Clips from the launch of “Secrets & Wives: The Hidden World of Mormon Polygamy” on Vimeo.

So the launch was fun. A while ago now but still. (I’m a bit of a slowtard with Windows Movie Maker).

And it was a minor miracle how the whole thing came together.

The phone went and suddenly I had all of three weeks to fill a trendy book store full of people and give some kind of speech. So I did what any rational adult would do in those circumstances. I shat my pants.

I don’t have a vast number of friends, as I’ve mentioned before—I’m not one of those “connectors” or “hubs” or “likeable people”—and the prospect of public speaking just makes me reach for the Depends.

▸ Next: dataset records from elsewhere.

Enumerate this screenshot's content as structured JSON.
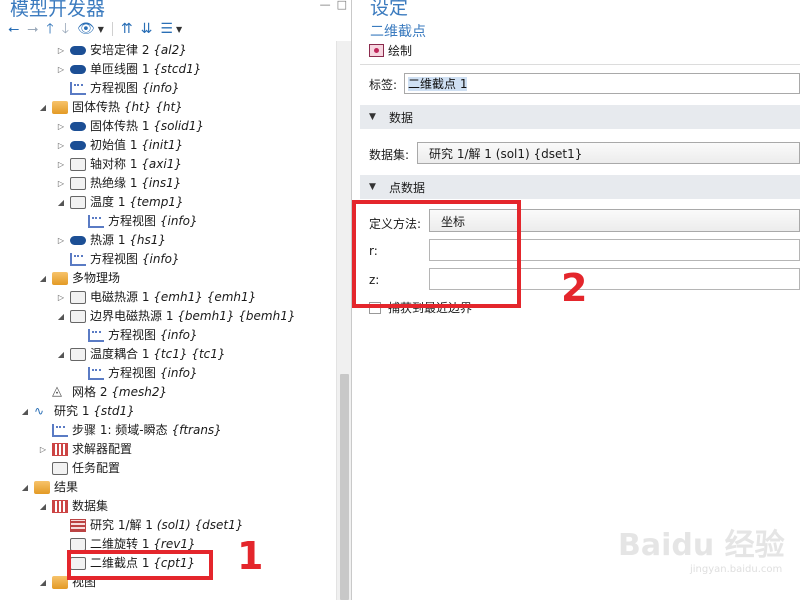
{
  "left_panel": {
    "title": "模型开发器",
    "toolbar": {
      "back": "⭠",
      "forward": "⭢",
      "up": "🡑",
      "down": "🡓",
      "eye": "👁",
      "expand": "⇈",
      "collapse": "⇊",
      "list": "☰"
    },
    "tree": [
      {
        "indent": 3,
        "toggle": "▷",
        "icon": "pill",
        "label": "安培定律 2",
        "tag": "{al2}"
      },
      {
        "indent": 3,
        "toggle": "▷",
        "icon": "pill",
        "label": "单匝线圈 1",
        "tag": "{stcd1}"
      },
      {
        "indent": 3,
        "toggle": "",
        "icon": "plot",
        "label": "方程视图",
        "tag": "{info}"
      },
      {
        "indent": 2,
        "toggle": "◢",
        "icon": "folder",
        "label": "固体传热",
        "tag": "{ht} {ht}"
      },
      {
        "indent": 3,
        "toggle": "▷",
        "icon": "pill",
        "label": "固体传热 1",
        "tag": "{solid1}"
      },
      {
        "indent": 3,
        "toggle": "▷",
        "icon": "pill",
        "label": "初始值 1",
        "tag": "{init1}"
      },
      {
        "indent": 3,
        "toggle": "▷",
        "icon": "box",
        "label": "轴对称 1",
        "tag": "{axi1}"
      },
      {
        "indent": 3,
        "toggle": "▷",
        "icon": "box",
        "label": "热绝缘 1",
        "tag": "{ins1}"
      },
      {
        "indent": 3,
        "toggle": "◢",
        "icon": "box",
        "label": "温度 1",
        "tag": "{temp1}"
      },
      {
        "indent": 4,
        "toggle": "",
        "icon": "plot",
        "label": "方程视图",
        "tag": "{info}"
      },
      {
        "indent": 3,
        "toggle": "▷",
        "icon": "pill",
        "label": "热源 1",
        "tag": "{hs1}"
      },
      {
        "indent": 3,
        "toggle": "",
        "icon": "plot",
        "label": "方程视图",
        "tag": "{info}"
      },
      {
        "indent": 2,
        "toggle": "◢",
        "icon": "folder",
        "label": "多物理场",
        "tag": ""
      },
      {
        "indent": 3,
        "toggle": "▷",
        "icon": "box",
        "label": "电磁热源 1",
        "tag": "{emh1} {emh1}"
      },
      {
        "indent": 3,
        "toggle": "◢",
        "icon": "box",
        "label": "边界电磁热源 1",
        "tag": "{bemh1} {bemh1}"
      },
      {
        "indent": 4,
        "toggle": "",
        "icon": "plot",
        "label": "方程视图",
        "tag": "{info}"
      },
      {
        "indent": 3,
        "toggle": "◢",
        "icon": "box",
        "label": "温度耦合 1",
        "tag": "{tc1} {tc1}"
      },
      {
        "indent": 4,
        "toggle": "",
        "icon": "plot",
        "label": "方程视图",
        "tag": "{info}"
      },
      {
        "indent": 2,
        "toggle": "",
        "icon": "tri",
        "label": "网格 2",
        "tag": "{mesh2}"
      },
      {
        "indent": 1,
        "toggle": "◢",
        "icon": "study",
        "label": "研究 1",
        "tag": "{std1}"
      },
      {
        "indent": 2,
        "toggle": "",
        "icon": "plot",
        "label": "步骤 1: 频域-瞬态",
        "tag": "{ftrans}"
      },
      {
        "indent": 2,
        "toggle": "▷",
        "icon": "grid",
        "label": "求解器配置",
        "tag": ""
      },
      {
        "indent": 2,
        "toggle": "",
        "icon": "box",
        "label": "任务配置",
        "tag": ""
      },
      {
        "indent": 1,
        "toggle": "◢",
        "icon": "folder",
        "label": "结果",
        "tag": ""
      },
      {
        "indent": 2,
        "toggle": "◢",
        "icon": "grid",
        "label": "数据集",
        "tag": ""
      },
      {
        "indent": 3,
        "toggle": "",
        "icon": "grid2",
        "label": "研究 1/解 1",
        "tag": "(sol1) {dset1}"
      },
      {
        "indent": 3,
        "toggle": "",
        "icon": "box",
        "label": "二维旋转 1",
        "tag": "{rev1}"
      },
      {
        "indent": 3,
        "toggle": "",
        "icon": "box",
        "label": "二维截点 1",
        "tag": "{cpt1}"
      },
      {
        "indent": 2,
        "toggle": "◢",
        "icon": "folder",
        "label": "视图",
        "tag": ""
      }
    ]
  },
  "right_panel": {
    "title": "设定",
    "section_name": "二维截点",
    "draw_label": "绘制",
    "label_caption": "标签:",
    "label_value": "二维截点 1",
    "data_section": "数据",
    "dataset_caption": "数据集:",
    "dataset_value": "研究 1/解 1 (sol1) {dset1}",
    "point_section": "点数据",
    "define_caption": "定义方法:",
    "define_value": "坐标",
    "r_caption": "r:",
    "r_value": "",
    "z_caption": "z:",
    "z_value": "",
    "snap_label": "捕获到最近边界"
  },
  "annotations": {
    "num1": "1",
    "num2": "2",
    "color": "#e4262c"
  },
  "watermark": {
    "text": "Baidu 经验",
    "url": "jingyan.baidu.com"
  }
}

But it all worked out. It takes a village to launch a book it seems. A village with a wife in it, to be precise. Because my wife has friends, plenty of them and they’re all lovely charming people who understand the importance of milestones and showing up to stuff. So they came, they laughed and bought a shit load of books. They asked questions and drank wine, and when a mad woman with knockers down to her navel threatened to disrupt things by answering her phone in the middle of my speech, the redoubtable Rebecca Field pulled her to one side and—if Adam Lamb is to be believed—slapped her about a bit.

Look at these fine people. I mean seriously.

Secrets & Wives book launch

If you go to Los Feliz, buy a book at Skylight. Independent bookstores are the last remnants of civilization and they need your support. And if you fancy a drink afterwards, check out Vinoteca around the corner. Ceviche! That’s where we went after the event to get trolleyed on Pinot Noir.